I make no bones about loathing campervans. While I acknowledge that my view is at one extreme, I must also point out that the gap between what is promised in the media and what is delivered in-country is so large that it raises my hackles. The pristine wilderness which has been sold to you becomes a nightmare of clogged roads, being the last one in at clogged campgrounds with all the best spots going to locals year after year. And then, you simply have no idea what to do with your time and rely on the advice of other foreigners in the ghetto part of the campsite. If this sort of thing rocks your boat, be my guest, but you won't find me there.
With some clients in the past who were irretrievably addicted to the notion of wide open spaces, we rented campervans but also put deals together with landowners and locals in order to manage to deliver on their dreams. That way they miraculously found idyllic spots to park with no one around for miles, were miraculously visited by a local shepherd who just happened to have a couple of local delicacies he dropped by. It's possible to make those dreams happen, but not when you don't know how things work.
Rental cars are a good way of getting around. For quite a number of travellers though, driving on the other side of the road for a short ten day trip can be a bit daunting. They have a lot to achieve in a short time and don't want to waste energy on learning new systems. Both are good options. Having your own vehicle gives you more space and time - something I would recommend on long open South Island roads. I definitely wouldn't recommend it in Auckland city though. So, our clients who use rental cars would only use them in places where the benefit of using them doesn't come at an outrageous cost of traffic, congestion, confusion and frustration.
Then there is the question of what sort of rental cars. In selecting cars as a family for our children, we go for something with a good engine capacity (1800cc upwards), not too low to the ground and with decent tyres. That's the safety side of things. We would recommend a 4WD for the better visibility while driving, better storage space, and the ability to go on gravel roads without worrying. A number of our legal roads are still gravel roads.
For the driving enthusiast, everything changes. Convertibles come into play, sports cars, supercars, vintage cars, motorcycles (Harleys, cruisers, vintage, offroad) - whatever puts a smile on your face. Then we take it up yet another gear and start bringing in racing tracks, rally driving, big four wheel drive expeditions and so on. For the motoring enthusiast this has to be one of the most enjoyable countries in the world.

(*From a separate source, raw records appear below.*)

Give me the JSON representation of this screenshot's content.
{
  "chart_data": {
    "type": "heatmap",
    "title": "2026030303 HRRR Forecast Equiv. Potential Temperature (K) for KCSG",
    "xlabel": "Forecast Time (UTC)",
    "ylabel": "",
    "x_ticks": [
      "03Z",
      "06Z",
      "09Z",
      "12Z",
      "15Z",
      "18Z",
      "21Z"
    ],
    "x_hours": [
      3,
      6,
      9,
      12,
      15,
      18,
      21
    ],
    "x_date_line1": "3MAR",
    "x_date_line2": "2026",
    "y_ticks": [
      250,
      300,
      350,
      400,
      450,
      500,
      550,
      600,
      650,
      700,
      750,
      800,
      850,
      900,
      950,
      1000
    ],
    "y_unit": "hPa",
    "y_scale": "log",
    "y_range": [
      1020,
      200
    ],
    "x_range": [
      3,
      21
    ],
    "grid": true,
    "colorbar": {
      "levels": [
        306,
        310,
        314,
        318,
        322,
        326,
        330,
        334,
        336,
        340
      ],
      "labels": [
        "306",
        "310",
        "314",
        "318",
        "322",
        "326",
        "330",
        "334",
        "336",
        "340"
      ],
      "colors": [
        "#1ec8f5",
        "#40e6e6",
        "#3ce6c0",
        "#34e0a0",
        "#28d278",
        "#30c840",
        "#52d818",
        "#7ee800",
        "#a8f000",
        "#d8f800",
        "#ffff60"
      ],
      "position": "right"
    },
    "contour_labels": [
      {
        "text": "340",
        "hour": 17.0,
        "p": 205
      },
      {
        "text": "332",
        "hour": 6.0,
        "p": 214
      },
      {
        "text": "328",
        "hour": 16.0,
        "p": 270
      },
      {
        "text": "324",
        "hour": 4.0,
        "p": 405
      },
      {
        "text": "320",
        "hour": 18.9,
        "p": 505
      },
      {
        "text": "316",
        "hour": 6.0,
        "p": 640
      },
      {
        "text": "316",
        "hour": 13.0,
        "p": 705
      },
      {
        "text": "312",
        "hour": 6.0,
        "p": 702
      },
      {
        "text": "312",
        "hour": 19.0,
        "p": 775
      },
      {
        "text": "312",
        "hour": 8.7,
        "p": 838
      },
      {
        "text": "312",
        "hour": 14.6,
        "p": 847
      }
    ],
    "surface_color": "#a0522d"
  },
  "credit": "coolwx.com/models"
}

For those with zero interest in cars who only want to get from A to B with minimum fuss, we have a number of partners who provide highly professional transfer services around the country. You won't even notice you're in a car! (tongue in cheek of course)
For those who don't want to drive but want to experience the road and hear a guided commentary which they can turn on or off at will, a private driver/guide does the job.
And for those who don't mind spending $5000+ per day, every day, then your own private helicopter has to be the ultimate way to travel. I've guided a few of these myself and they're not an easy thing to guide. You can eat up distance so quickly that the amount you can fit into a day can increase by a multiple of five. I had one client once where I had arranged a picnic on the beach as the final stop of this particular heli-day. I'd budgeted a reasonable 90 minutes on the ground to sit, eat, walk around a bit and let everything soak in. Within 20 minutes they were asking me what was next and I had to work my phone hard. But, just because you can does not necessarily mean that a helicopter safari needs to be rushed, in my opinion the ideal is the opposite.